A 2021 paper said repowering a rocket with CL-20 and other changes could extend its range by about 20 percent. Another previous paper by the Energetics Technology Center said new energetic materials give a 400-pound bomb “the same lethality as a current 1000-pound bomb,” adding China makes “CL-20 on an industrial scale and built it into weapons systems.”
Could Cost Billions
That this could be the beginning of an ensuing series of funding requests is evident as the legislation earmarks funds for establishing an office for energetic materials within the Department of Defense, according to Deputy Secretary of Defense Kathleen Hicks.

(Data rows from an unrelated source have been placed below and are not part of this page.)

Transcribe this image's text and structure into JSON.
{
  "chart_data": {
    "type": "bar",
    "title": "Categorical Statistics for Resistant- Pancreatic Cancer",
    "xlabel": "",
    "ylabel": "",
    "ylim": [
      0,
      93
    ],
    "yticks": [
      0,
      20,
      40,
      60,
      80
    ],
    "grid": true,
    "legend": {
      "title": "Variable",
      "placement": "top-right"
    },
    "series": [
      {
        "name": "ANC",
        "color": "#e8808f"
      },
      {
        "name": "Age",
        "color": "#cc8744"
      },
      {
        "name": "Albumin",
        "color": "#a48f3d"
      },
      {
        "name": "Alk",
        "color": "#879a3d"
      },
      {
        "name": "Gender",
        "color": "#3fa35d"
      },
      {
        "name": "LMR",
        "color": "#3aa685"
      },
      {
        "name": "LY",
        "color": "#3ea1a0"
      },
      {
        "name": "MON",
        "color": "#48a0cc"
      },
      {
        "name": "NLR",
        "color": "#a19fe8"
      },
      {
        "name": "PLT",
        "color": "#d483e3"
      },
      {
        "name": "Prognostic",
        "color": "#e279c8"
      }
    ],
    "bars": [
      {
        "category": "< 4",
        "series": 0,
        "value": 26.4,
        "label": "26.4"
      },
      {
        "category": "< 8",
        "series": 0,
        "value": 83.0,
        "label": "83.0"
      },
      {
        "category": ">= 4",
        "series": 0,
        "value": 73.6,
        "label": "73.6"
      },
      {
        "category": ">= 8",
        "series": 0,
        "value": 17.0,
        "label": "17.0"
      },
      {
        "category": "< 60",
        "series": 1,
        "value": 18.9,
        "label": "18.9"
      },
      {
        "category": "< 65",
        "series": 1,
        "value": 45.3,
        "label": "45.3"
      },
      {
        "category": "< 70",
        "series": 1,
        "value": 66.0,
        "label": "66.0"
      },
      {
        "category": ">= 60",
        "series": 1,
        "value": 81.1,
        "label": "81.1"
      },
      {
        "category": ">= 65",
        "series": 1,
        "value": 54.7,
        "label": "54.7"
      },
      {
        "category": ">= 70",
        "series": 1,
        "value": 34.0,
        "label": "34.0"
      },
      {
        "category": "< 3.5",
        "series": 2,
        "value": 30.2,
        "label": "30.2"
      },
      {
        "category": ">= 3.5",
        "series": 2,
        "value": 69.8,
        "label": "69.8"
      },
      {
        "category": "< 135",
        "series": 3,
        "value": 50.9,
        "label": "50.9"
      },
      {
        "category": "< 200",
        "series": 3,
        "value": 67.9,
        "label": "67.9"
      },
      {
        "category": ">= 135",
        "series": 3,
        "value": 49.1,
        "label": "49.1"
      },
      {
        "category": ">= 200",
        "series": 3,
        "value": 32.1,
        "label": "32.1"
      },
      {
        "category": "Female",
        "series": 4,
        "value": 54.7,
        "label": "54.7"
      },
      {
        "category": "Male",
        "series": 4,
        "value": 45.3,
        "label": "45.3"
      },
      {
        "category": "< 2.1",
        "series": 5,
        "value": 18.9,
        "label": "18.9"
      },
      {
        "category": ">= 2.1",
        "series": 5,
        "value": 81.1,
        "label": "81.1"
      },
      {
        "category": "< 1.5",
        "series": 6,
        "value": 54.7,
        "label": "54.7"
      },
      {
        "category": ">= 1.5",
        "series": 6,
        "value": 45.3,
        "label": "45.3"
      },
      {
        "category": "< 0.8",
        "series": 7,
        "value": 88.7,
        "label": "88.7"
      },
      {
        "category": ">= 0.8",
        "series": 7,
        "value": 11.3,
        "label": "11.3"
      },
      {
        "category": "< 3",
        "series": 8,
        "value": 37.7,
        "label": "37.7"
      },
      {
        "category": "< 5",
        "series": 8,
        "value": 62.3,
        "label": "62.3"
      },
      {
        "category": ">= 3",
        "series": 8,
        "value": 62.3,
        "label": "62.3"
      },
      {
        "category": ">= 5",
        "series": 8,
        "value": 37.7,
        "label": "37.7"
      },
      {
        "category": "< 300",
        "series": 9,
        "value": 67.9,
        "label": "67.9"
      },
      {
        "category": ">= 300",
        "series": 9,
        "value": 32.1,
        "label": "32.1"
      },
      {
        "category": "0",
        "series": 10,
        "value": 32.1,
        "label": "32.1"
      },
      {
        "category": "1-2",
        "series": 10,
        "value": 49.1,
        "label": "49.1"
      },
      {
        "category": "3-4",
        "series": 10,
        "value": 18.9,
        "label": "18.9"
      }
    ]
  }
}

“The office would be a coordinating body across the Army, Navy, and Air Force to cut through institutional red tape,” said the report.
This implies the actual scientific research and development and the ensuing industrial manufacture, recalling, and tweaking of the unidentified weapons systems have still not been accounted for.
Securing funding for those stages while coordinating with defense majors like Northrop Grumman, Lockheed Martin, and RTX for reengineering their products while also maintaining the US Navy’s operational readiness can be expected to be time-consuming and costly affairs.
These hurdles, however, might also be overcome, despite the Democrat-controlled Senate and Republican-held House of Representatives still negotiating final funding levels, as “there is general agreement on the bipartisan effort to deter China.”
This is unlike Russia, where a great majority of the Republican party, especially the faction led by former President Donald Trump, is friendly towards Moscow and has often slammed the Biden administration’s arming of Ukraine.